German operatic soprano (1931–2015)

Liselotte Becker-Egner (25 July 1931 – 22 January 2015) was a German operatic soprano and voice teacher.

== Life and career ==
Born in Augsburg, Becker-Egner began her singing career at the Theater Augsburg, where she was engaged from 1950 to 1954 as a member of the chorus and from 1954 to 1956 as a soloist. Werner Egk discovered the 23-year-old soprano and wanted her for the role of Gretel in his opera Die Zaubergeige. From 1956 to 1960 Becker-Egner was a permanent member of the ensemble at Landestheater Coburg. There she initially took on soubrette roles, later lyrical roles such as Pamina in The Magic Flute or Elsa in Lohengrin. In 1960 she was engaged by the Staatsoper Stuttgart, to which she belonged until 1982. There she sang and played among others with Fritz Wunderlich, Josef Traxel, Wolfgang Windgassen, Erika Köth, Anny Schlemm, Hetty Plümacher as well as Martha Mödl. In Stuttgart she had successes as Konstanze and as Blondchen in Die Entführung aus dem Serail, as Despina in Così fan tutte, as Ännchen in Der Freischütz and as Adele in the operetta Die Fledermaus.
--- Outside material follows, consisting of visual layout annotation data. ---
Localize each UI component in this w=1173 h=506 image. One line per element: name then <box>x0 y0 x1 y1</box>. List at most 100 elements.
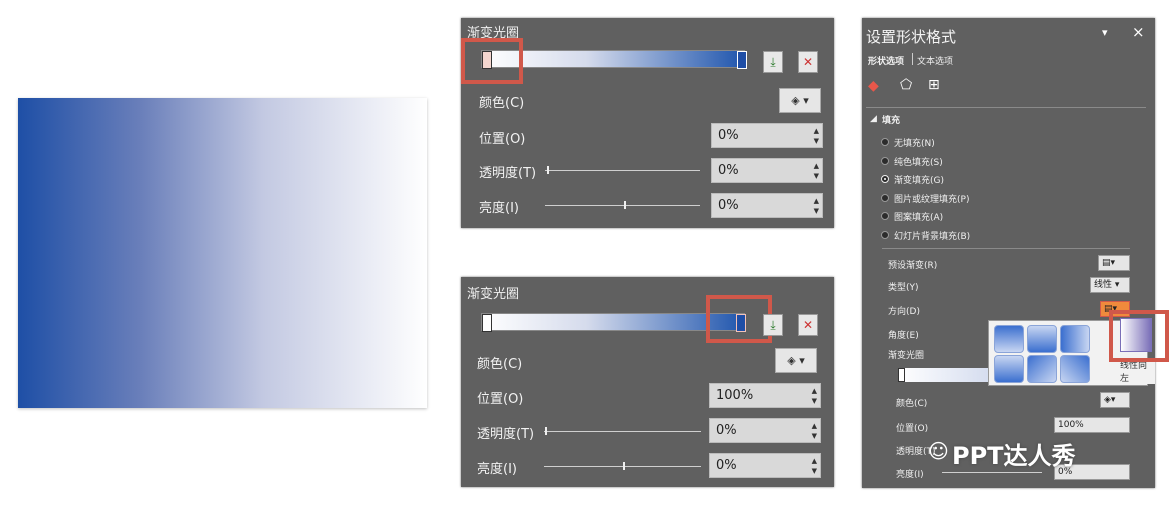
close-icon[interactable]: × <box>1132 23 1145 41</box>
option-no-fill[interactable]: 无填充(N) <box>894 136 935 149</box>
gradient-stops-title: 渐变光圈 <box>467 287 520 302</box>
add-stop-icon[interactable]: ⤓ <box>763 314 783 336</box>
direction-tile[interactable] <box>1060 325 1090 353</box>
preset-gradient-dropdown[interactable]: ▤▾ <box>1098 255 1130 271</box>
paint-bucket-icon: ◈ ▾ <box>787 354 805 367</box>
gradient-stop-start[interactable] <box>482 314 492 332</box>
divider <box>882 248 1130 249</box>
position-label: 位置(O) <box>477 392 524 407</box>
spin-down-icon[interactable]: ▼ <box>812 397 817 405</box>
radio-gradient-fill[interactable] <box>881 175 889 183</box>
color-label: 颜色(C) <box>477 357 523 372</box>
divider <box>866 107 1146 108</box>
option-picture-fill[interactable]: 图片或纹理填充(P) <box>894 192 969 205</box>
gradient-stops-panel-top: 渐变光圈 ⤓ ✕ 颜色(C) ◈ ▾ 位置(O) 0% ▲ ▼ 透明度(T) 0… <box>461 18 834 228</box>
remove-stop-icon[interactable]: ✕ <box>798 314 818 336</box>
option-slide-bg-fill[interactable]: 幻灯片背景填充(B) <box>894 229 970 242</box>
effects-pentagon-icon[interactable]: ⬠ <box>900 77 912 93</box>
position-value: 0% <box>718 128 739 143</box>
transparency-value: 0% <box>718 163 739 178</box>
watermark-text: PPT达人秀 <box>952 442 1076 470</box>
gradient-stops-label: 渐变光圈 <box>888 351 925 361</box>
pane-gradient-stop[interactable] <box>898 368 905 382</box>
position-label: 位置(O) <box>896 424 929 434</box>
spin-down-icon[interactable]: ▼ <box>814 207 819 215</box>
gradient-stop-end[interactable] <box>737 51 747 69</box>
spin-down-icon[interactable]: ▼ <box>812 467 817 475</box>
brightness-label: 亮度(I) <box>479 201 519 216</box>
gradient-preview-shape <box>18 98 427 408</box>
position-label: 位置(O) <box>479 132 526 147</box>
transparency-spinner[interactable]: 0% ▲ ▼ <box>709 418 821 443</box>
transparency-slider-thumb[interactable] <box>547 166 549 174</box>
collapse-triangle-icon[interactable]: ◢ <box>870 114 877 124</box>
direction-tile[interactable] <box>994 355 1024 383</box>
brightness-slider[interactable] <box>545 205 700 206</box>
brightness-spinner[interactable]: 0% ▲ ▼ <box>711 193 823 218</box>
direction-tile[interactable] <box>994 325 1024 353</box>
brightness-slider[interactable] <box>942 472 1042 473</box>
option-pattern-fill[interactable]: 图案填充(A) <box>894 210 943 223</box>
brightness-slider-thumb[interactable] <box>623 462 625 470</box>
option-gradient-fill[interactable]: 渐变填充(G) <box>894 173 944 186</box>
direction-label: 方向(D) <box>888 307 920 317</box>
position-value: 100% <box>716 388 754 403</box>
radio-solid-fill[interactable] <box>881 157 889 165</box>
brightness-label: 亮度(I) <box>896 470 924 480</box>
spin-down-icon[interactable]: ▼ <box>812 432 817 440</box>
size-properties-icon[interactable]: ⊞ <box>928 77 940 93</box>
direction-tile[interactable] <box>1027 325 1057 353</box>
gradient-stops-panel-bottom: 渐变光圈 ⤓ ✕ 颜色(C) ◈ ▾ 位置(O) 100% ▲ ▼ 透明度(T)… <box>461 277 834 487</box>
position-value: 100% <box>1058 420 1084 430</box>
highlight-box <box>461 38 523 84</box>
position-spinner[interactable]: 0% ▲ ▼ <box>711 123 823 148</box>
pane-title: 设置形状格式 <box>866 28 957 46</box>
color-picker-button[interactable]: ◈ ▾ <box>779 88 821 113</box>
spin-up-icon[interactable]: ▲ <box>812 422 817 430</box>
transparency-spinner[interactable]: 0% ▲ ▼ <box>711 158 823 183</box>
color-label: 颜色(C) <box>896 399 928 409</box>
pane-menu-icon[interactable]: ▾ <box>1102 26 1108 39</box>
spin-down-icon[interactable]: ▼ <box>814 172 819 180</box>
fill-line-icon[interactable]: ◆ <box>868 78 884 94</box>
tab-text-options[interactable]: 文本选项 <box>917 54 953 67</box>
tab-shape-options[interactable]: 形状选项 <box>868 54 904 67</box>
spin-up-icon[interactable]: ▲ <box>814 127 819 135</box>
spin-up-icon[interactable]: ▲ <box>812 457 817 465</box>
transparency-slider[interactable] <box>544 431 701 432</box>
fill-section-title: 填充 <box>882 116 901 126</box>
angle-label: 角度(E) <box>888 331 919 341</box>
transparency-slider[interactable] <box>545 170 700 171</box>
radio-pattern-fill[interactable] <box>881 212 889 220</box>
spin-up-icon[interactable]: ▲ <box>814 197 819 205</box>
direction-tile[interactable] <box>1060 355 1090 383</box>
transparency-slider-thumb[interactable] <box>545 427 547 435</box>
preset-gradient-label: 预设渐变(R) <box>888 261 938 271</box>
spin-up-icon[interactable]: ▲ <box>814 162 819 170</box>
color-picker-button[interactable]: ◈ ▾ <box>775 348 817 373</box>
direction-tile-selected[interactable] <box>1120 318 1152 352</box>
radio-picture-fill[interactable] <box>881 194 889 202</box>
spin-down-icon[interactable]: ▼ <box>814 137 819 145</box>
position-spinner[interactable]: 100% <box>1054 417 1130 433</box>
direction-tile[interactable] <box>1027 355 1057 383</box>
format-shape-pane: 设置形状格式 ▾ × 形状选项 文本选项 ◆ ⬠ ⊞ ◢ 填充 无填充(N) 纯… <box>862 18 1155 488</box>
remove-stop-icon[interactable]: ✕ <box>798 51 818 73</box>
color-picker-button[interactable]: ◈▾ <box>1100 392 1130 408</box>
color-label: 颜色(C) <box>479 96 525 111</box>
transparency-value: 0% <box>716 423 737 438</box>
option-solid-fill[interactable]: 纯色填充(S) <box>894 155 943 168</box>
spin-up-icon[interactable]: ▲ <box>812 387 817 395</box>
position-spinner[interactable]: 100% ▲ ▼ <box>709 383 821 408</box>
brightness-slider-thumb[interactable] <box>624 201 626 209</box>
brightness-value: 0% <box>718 198 739 213</box>
paint-bucket-icon: ◈ ▾ <box>791 94 809 107</box>
brightness-spinner[interactable]: 0% ▲ ▼ <box>709 453 821 478</box>
add-stop-icon[interactable]: ⤓ <box>763 51 783 73</box>
tab-divider <box>912 53 913 65</box>
radio-no-fill[interactable] <box>881 138 889 146</box>
brightness-value: 0% <box>716 458 737 473</box>
type-dropdown[interactable]: 线性 ▾ <box>1090 277 1130 293</box>
radio-slide-bg-fill[interactable] <box>881 231 889 239</box>
transparency-label: 透明度(T) <box>477 427 535 442</box>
The Kammersängerin Becker-Egner gave guest performances on the world's major national and international opera stages, including Aachen, Munich, Cologne, Hamburg, Ghent, Buenos Aires, Edinburgh, Milan, Basel, Paris and Wien From 1977 she taught singing first in Stuttgart and from 1981 to 2000 at the Augsburg Leopold Mozart Centre. Gerhard Siegel was one of her pupils.

Becker-Egner was also a nationally and internationally active concert singer. Through encounters with the composers Peter Kreuder and Franz Grothe she found her way into upscale light music in the 1970s. A highlight of her career was a reception with Queen Elizabeth II. She is also represented on numerous recordings.

Becker-Egner died in Augsburg at age 83.